In time, minor aristocrats and even royalty walked through her front door. The Simpsons became friendly with the 2nd Marquess and Marchioness of Milford Haven; the marquess was the brother of Lord Mountbatten who, as Wallis knew instantly, was close to the Prince of Wales.

If these guests were important acquaintances, then Major “Mike” Scanlon, at that time still a dashing bachelor who was the air attaché at the American embassy, came under the “useful” heading. He was known for giving smart parties at his small flat in Chelsea, and it was at one such gathering that Wallis and Ernest met Benjamin Thaw, who was then secretary to the embassy, and his wife, the former Consuelo Morgan.

All those hours leafing through issues of Tatler and Harper’s Bazaar had not gone to waste.

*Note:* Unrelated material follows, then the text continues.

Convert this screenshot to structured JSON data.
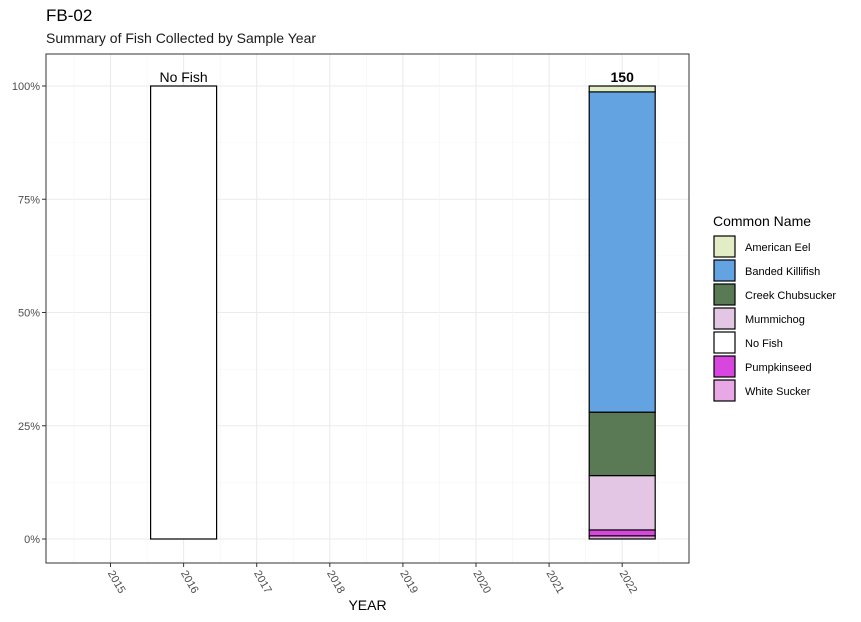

She knew exactly who Morgan was: the older sister of twins Thelma Furness and Gloria Vanderbilt, one of whom was married to a shipping tycoon, the other briefly married to a scion of the legendary New York family.

Most important, Lady Furness was apparently the new squeeze of the Prince of Wales. Wallis did the only thing she could do. “Connie and I became close friends as quickly as possible,” she recalled.

While not as pretty as the twins, at least from what she had seen of them in magazines, Consuelo was vivacious, funny, and chic. Wallis knew that it was only a matter of time before she was introduced to Thelma. And then who knows?

She now knew a girl who knew a girl who danced—and more—with the Prince of Wales. It would soon be her turn to cut in.